I like to burn Nag Champa incense and open all the windows. This creates a calming environment, it chills out my senses and opens up my intuitive process.
What do you start with?
I start with a sample or a keyboard idea. It’s always a vibe.
Once you've started, how does the work gradually emerge?
It’s sort of like a building block thing. Almost like Lego.
Once I add something I end up hearing something else then add something else, and then the castle is created.
Many writers have claimed that as soon as they enter into the process, certain aspects of the narrative are out of their hands. Do you like to keep strict control over the process or is there a sense of following things where they lead you?
It’s more of a vibe to me. I don’t really like planning that much because the unexpected to me is more interesting.
Often, while writing, new ideas and alternative roads will open themselves up, pulling and pushing the creator in a different direction. Does this happen to you, too, and how do you deal with it? What do you do with these ideas?
Yes, it happens to me a lot. I end up learning new methods of creating and hold onto that process to use it for the next time I create.
There are many descriptions of the creative state. How would you describe it for you personally? Is there an element of spirituality to what you do?
Music is energy and sound waves affect your mood. My goal is to create spiritual high energy when I produce music.
Especially in the digital age, the writing and production process tends towards the infinite. What marks the end of the process? How do you finish a work?
When I feel the circle is complete. I must feel a sense of completion. I have to feel like nothing else can be added.
Once a piece is finished, how important is it for you to let it lie and evaluate it later on? How much improvement and refinement do you personally allow until you're satisfied with a piece? What does this process look like in practise?
I like to ride in my car and listen to a project over and over.
Riding in a car helps me focus on the music vs. everything around me. It gives me a different perspective, a step back.
What's your take on the role and importance of production, including mixing and mastering for you personally? How involved do you get in this?
I recorded 12 albums on Sa-Roc where I produced, mixed and mastered the whole project. The newest being The Sharecropper's Daughter Deluxe.
Nowadays, I like to hand the project over to people who only concentrate on the mixing and mastering so I can concentrate on creativity only.
Here are a few I've recently put out where I fully immersed myself in the creative role; Sol Supreme (feat. Cambatta), Roc Steady (feat. Sa-Roc), and Limitless (feat. Evidence)
After finishing a piece or album and releasing something into the world, there can be a sense of emptiness. Can you relate to this – and how do you return to the state of creativity after experiencing it?
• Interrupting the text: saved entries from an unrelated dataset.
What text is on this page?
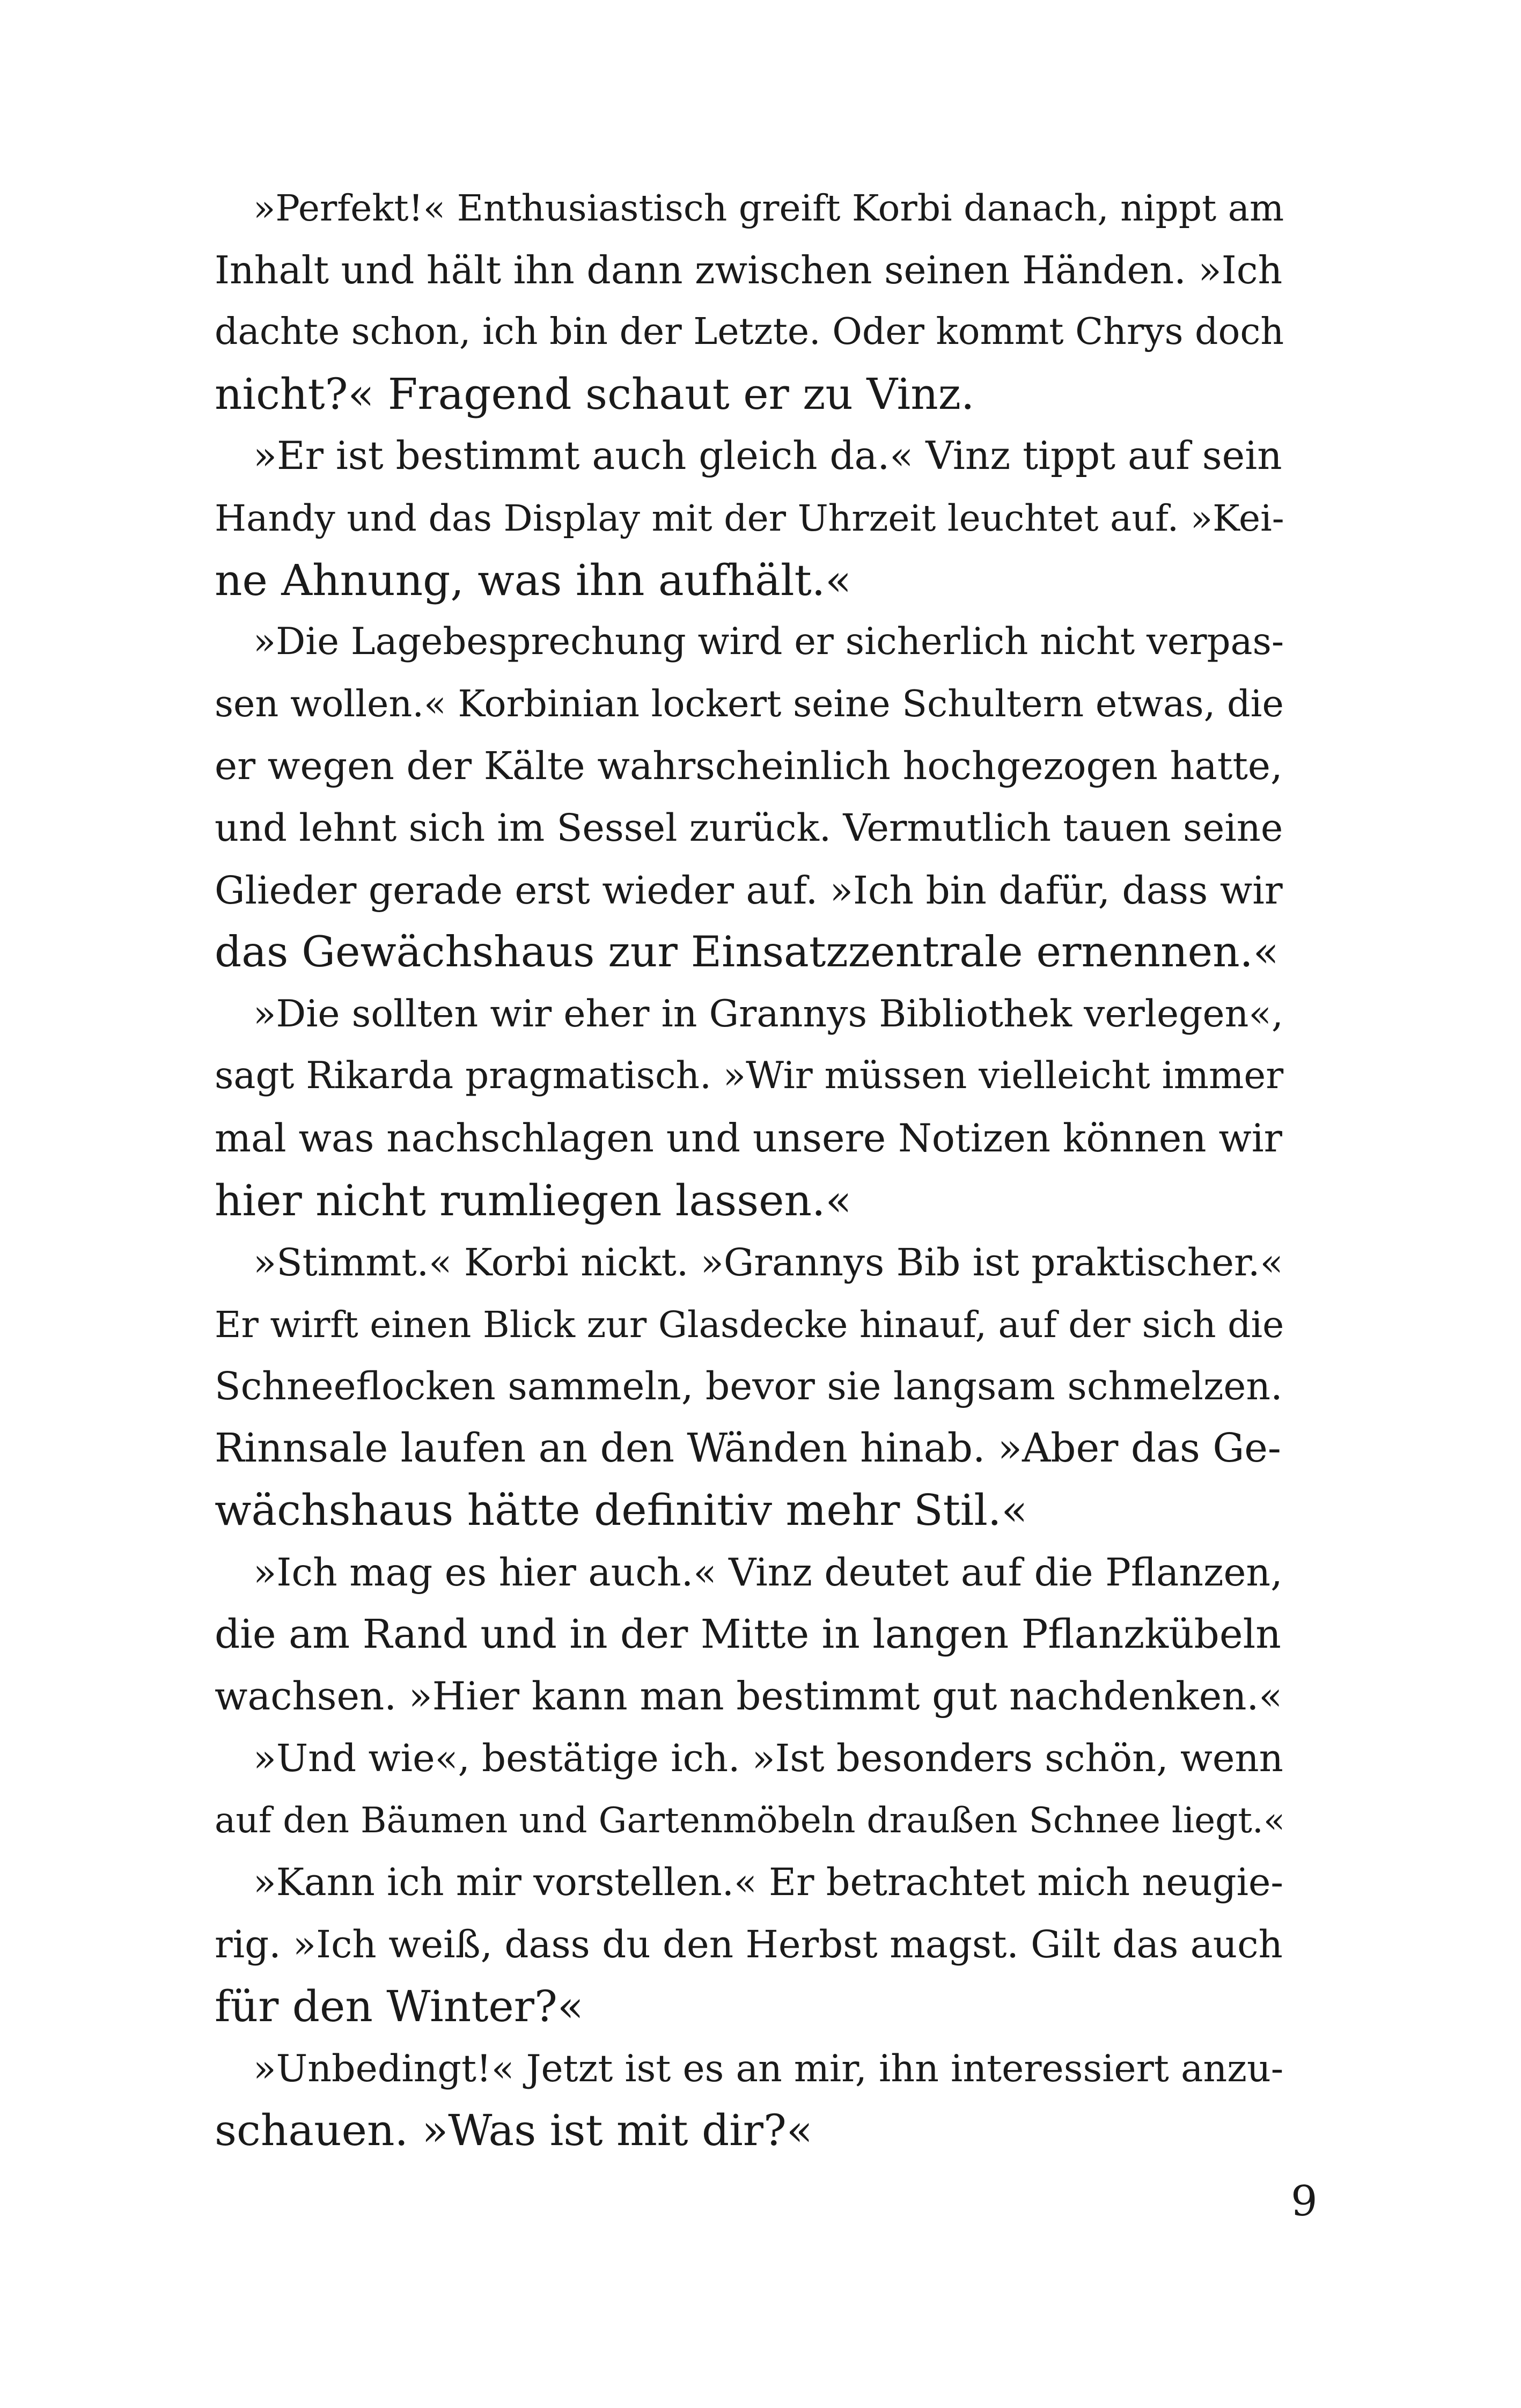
»Perfekt!« Enthusiastisch greift Korbi danach, nippt am
Inhalt und hält ihn dann zwischen seinen Händen. »Ich
dachte schon, ich bin der Letzte. Oder kommt Chrys doch
nicht?« Fragend schaut er zu Vinz.

»Er ist bestimmt auch gleich da.« Vinz tippt auf sein
Handy und das Display mit der Uhrzeit leuchtet auf. »Kei-
ne Ahnung, was ihn aufhält.«

»Die Lagebesprechung wird er sicherlich nicht verpas-
sen wollen.« Korbinian lockert seine Schultern etwas, die
er wegen der Kälte wahrscheinlich hochgezogen hatte,
und lehnt sich im Sessel zurück. Vermutlich tauen seine
Glieder gerade erst wieder auf. »Ich bin dafür, dass wir
das Gewächshaus zur Einsatzzentrale ernennen.«

»Die sollten wir eher in Grannys Bibliothek verlegen«,
sagt Rikarda pragmatisch. »Wir müssen vielleicht immer
mal was nachschlagen und unsere Notizen können wir
hier nicht rumliegen lassen.«

»Stimmt.« Korbi nickt. »Grannys Bib ist praktischer.«
Er wirft einen Blick zur Glasdecke hinauf, auf der sich die
Schneeflocken sammeln, bevor sie langsam schmelzen.
Rinnsale laufen an den Wänden hinab. »Aber das Ge-
wächshaus hätte definitiv mehr Stil.«

»Ich mag es hier auch.« Vinz deutet auf die Pflanzen,
die am Rand und in der Mitte in langen Pflanzkübeln
wachsen. »Hier kann man bestimmt gut nachdenken.«

»Und wie«, bestätige ich. »Ist besonders schön, wenn
auf den Bäumen und Gartenmöbeln draußen Schnee liegt.«

»Kann ich mir vorstellen.« Er betrachtet mich neugie-
rig. »Ich weiß, dass du den Herbst magst. Gilt das auch
für den Winter?«

»Unbedingt!« Jetzt ist es an mir, ihn interessiert anzu-
schauen. »Was ist mit dir?«

9
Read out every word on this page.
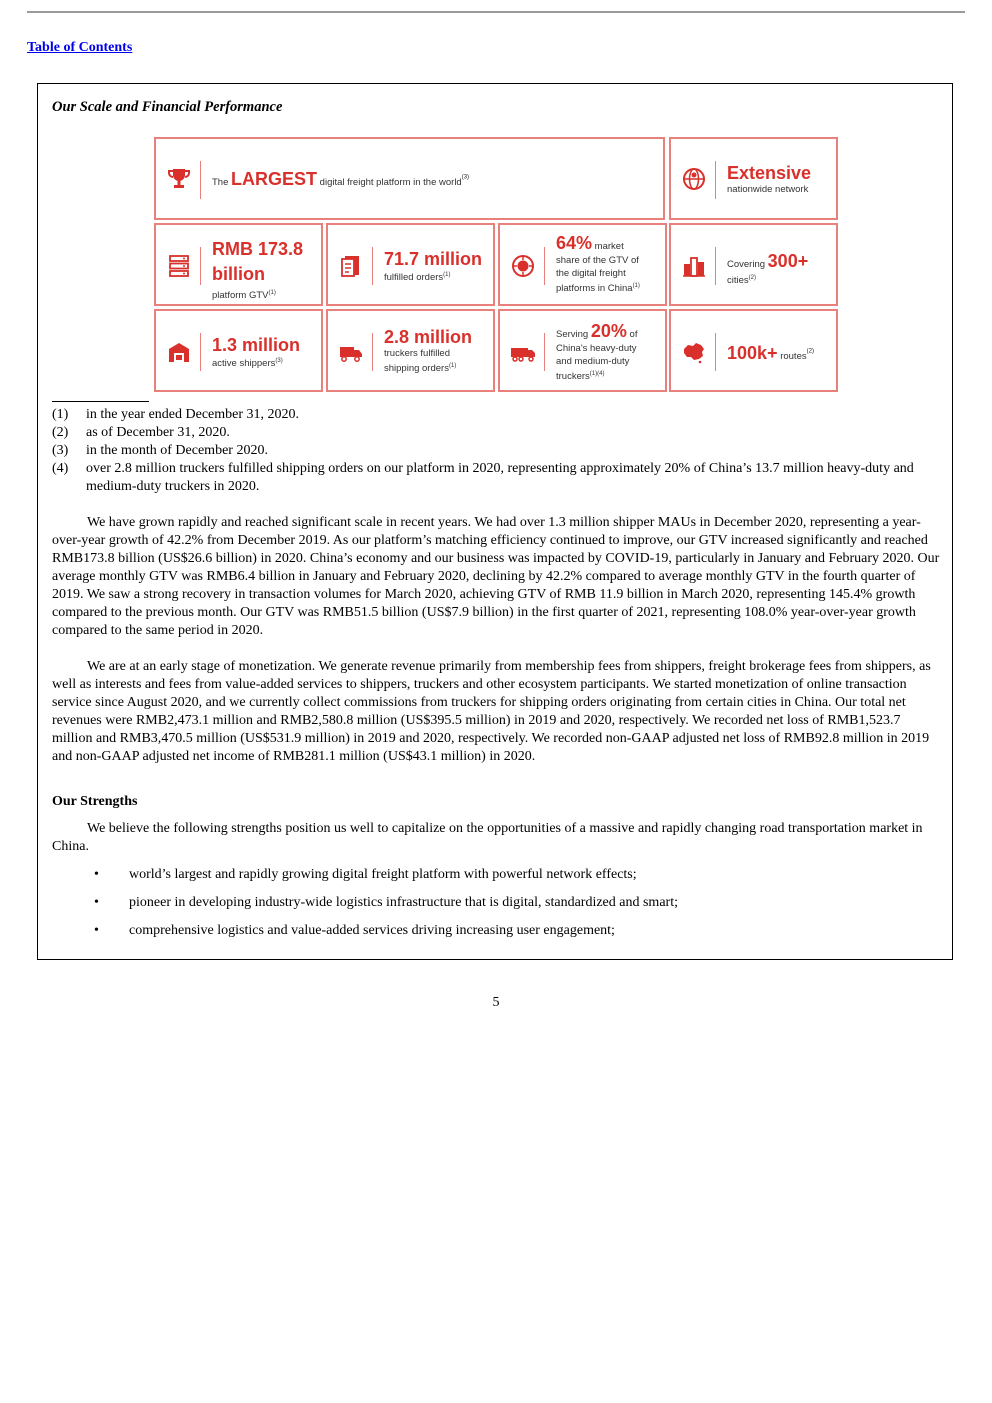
Table of Contents
Our Scale and Financial Performance
The LARGEST digital freight platform in the world$^{(3)}$	Extensive
nationwide network
RMB 173.8
billion
platform GTV$^{(1)}$
71.7 million
fulfilled orders$^{(1)}$
64% market
share of the GTV of
the digital freight
platforms in China$^{(1)}$
Covering 300+
cities$^{(2)}$
1.3 million
active shippers$^{(3)}$
2.8 million
truckers fulfilled
shipping orders$^{(1)}$
Serving 20% of
China's heavy-duty
and medium-duty
truckers$^{(1)(4)}$
100k+ routes$^{(2)}$
(1) in the year ended December 31, 2020.
(2) as of December 31, 2020.
(3) in the month of December 2020.
(4) over 2.8 million truckers fulfilled shipping orders on our platform in 2020, representing approximately 20% of China’s 13.7 million heavy-duty and medium-duty truckers in 2020.

We have grown rapidly and reached significant scale in recent years. We had over 1.3 million shipper MAUs in December 2020, representing a year-over-year growth of 42.2% from December 2019. As our platform’s matching efficiency continued to improve, our GTV increased significantly and reached RMB173.8 billion (US$26.6 billion) in 2020. China’s economy and our business was impacted by COVID-19, particularly in January and February 2020. Our average monthly GTV was RMB6.4 billion in January and February 2020, declining by 42.2% compared to average monthly GTV in the fourth quarter of 2019. We saw a strong recovery in transaction volumes for March 2020, achieving GTV of RMB 11.9 billion in March 2020, representing 145.4% growth compared to the previous month. Our GTV was RMB51.5 billion (US$7.9 billion) in the first quarter of 2021, representing 108.0% year-over-year growth compared to the same period in 2020.

We are at an early stage of monetization. We generate revenue primarily from membership fees from shippers, freight brokerage fees from shippers, as well as interests and fees from value-added services to shippers, truckers and other ecosystem participants. We started monetization of online transaction service since August 2020, and we currently collect commissions from truckers for shipping orders originating from certain cities in China. Our total net revenues were RMB2,473.1 million and RMB2,580.8 million (US$395.5 million) in 2019 and 2020, respectively. We recorded net loss of RMB1,523.7 million and RMB3,470.5 million (US$531.9 million) in 2019 and 2020, respectively. We recorded non-GAAP adjusted net loss of RMB92.8 million in 2019 and non-GAAP adjusted net income of RMB281.1 million (US$43.1 million) in 2020.

Our Strengths

We believe the following strengths position us well to capitalize on the opportunities of a massive and rapidly changing road transportation market in China.

• world’s largest and rapidly growing digital freight platform with powerful network effects;
• pioneer in developing industry-wide logistics infrastructure that is digital, standardized and smart;
• comprehensive logistics and value-added services driving increasing user engagement;
5
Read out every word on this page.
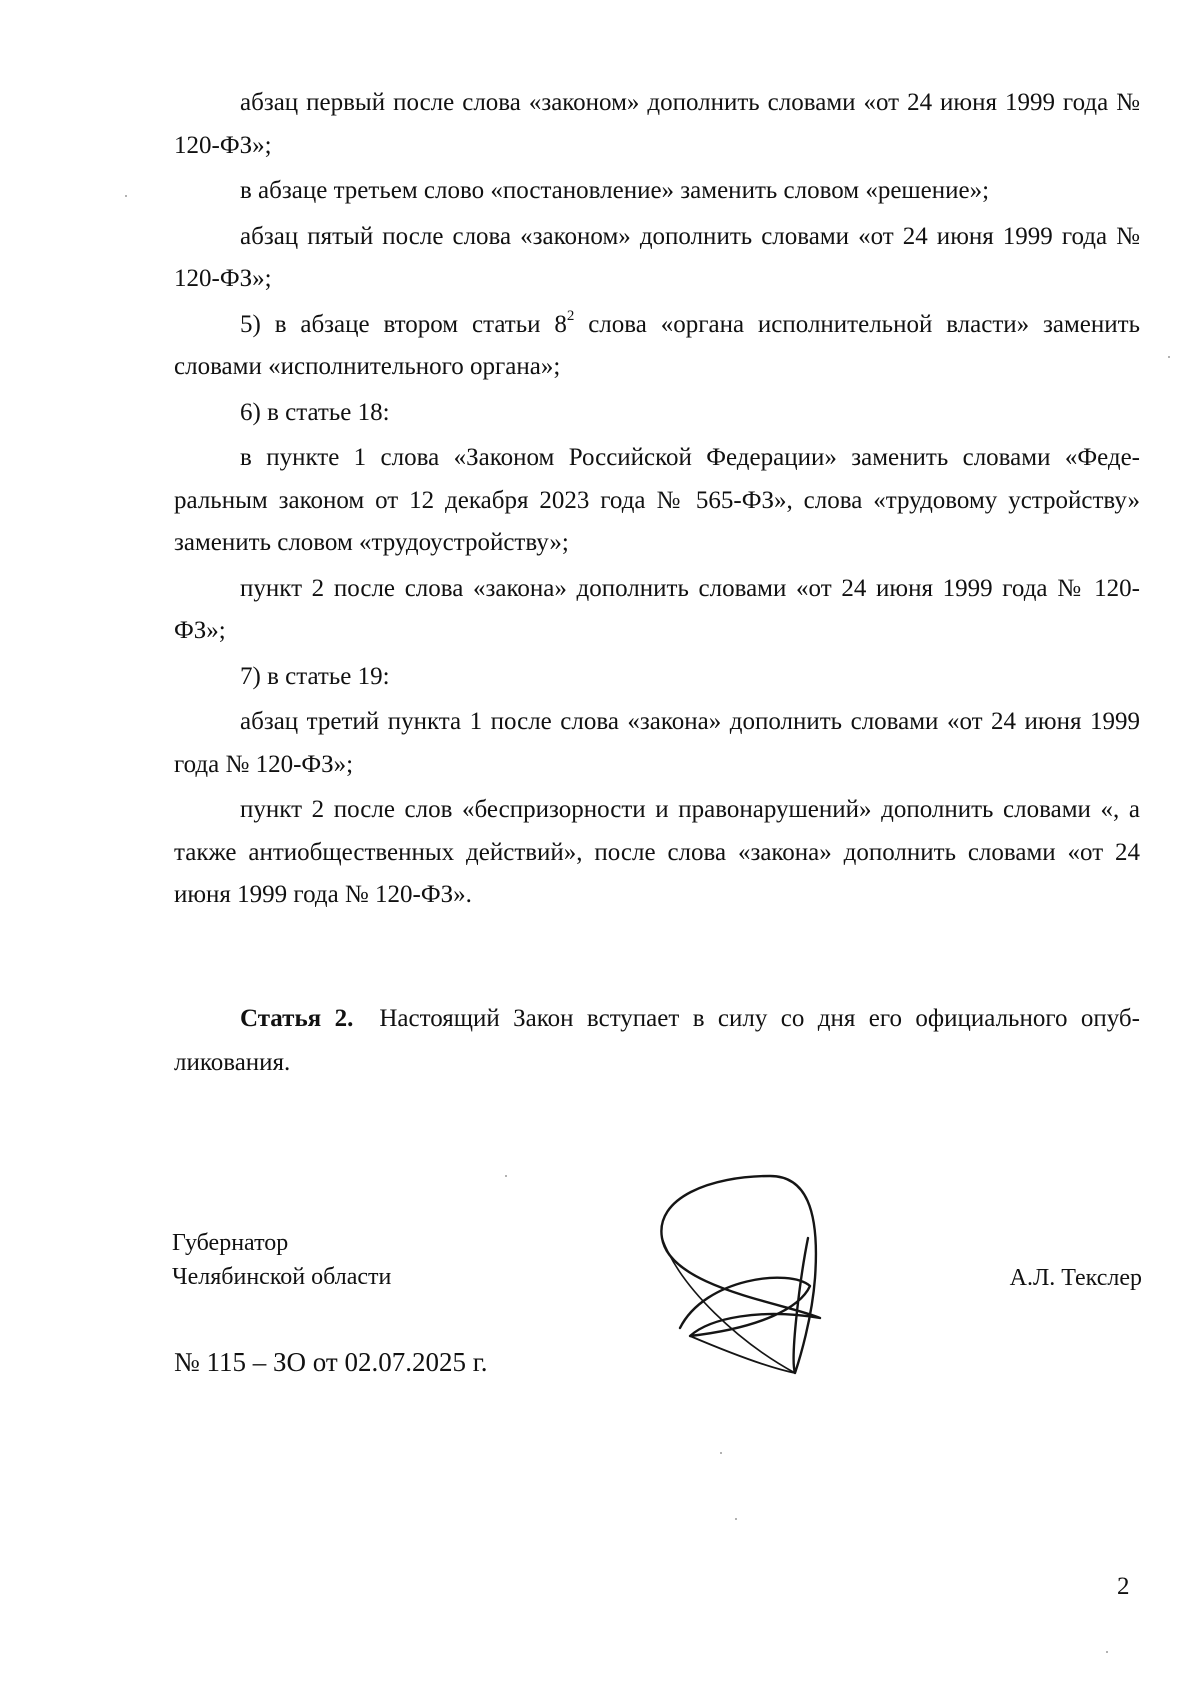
абзац первый после слова «законом» дополнить словами «от 24 июня 1999 года № 120-ФЗ»;

в абзаце третьем слово «постановление» заменить словом «решение»;

абзац пятый после слова «законом» дополнить словами «от 24 июня 1999 года № 120-ФЗ»;

5) в абзаце втором статьи $8^2$ слова «органа исполнительной власти» заменить словами «исполнительного органа»;

6) в статье 18:

в пункте 1 слова «Законом Российской Федерации» заменить словами «Федеральным законом от 12 декабря 2023 года № 565-ФЗ», слова «трудовому устройству» заменить словом «трудоустройству»;

пункт 2 после слова «закона» дополнить словами «от 24 июня 1999 года № 120-ФЗ»;

7) в статье 19:

абзац третий пункта 1 после слова «закона» дополнить словами «от 24 июня 1999 года № 120-ФЗ»;

пункт 2 после слов «беспризорности и правонарушений» дополнить словами «, а также антиобщественных действий», после слова «закона» дополнить словами «от 24 июня 1999 года № 120-ФЗ».

Статья 2. Настоящий Закон вступает в силу со дня его официального опубликования.

Губернатор
Челябинской области	А.Л. Текслер
№ 115 – ЗО от 02.07.2025 г.
2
I’m always in a creative state. The process never stops, so I never feel empty. I feel like I will forever be able to give to the world.
Creativity can reach many different corners of our lives. Do you personally feel as though writing a piece of music is inherently different from something like making a great cup of coffee? What do you express through music that you couldn't or wouldn't in more 'mundane' tasks?
Each individual possesses qualities and traits that are uniquely their own.
Creating art for me is like sharing myself with the universe, the ups and downs, the good and the bad.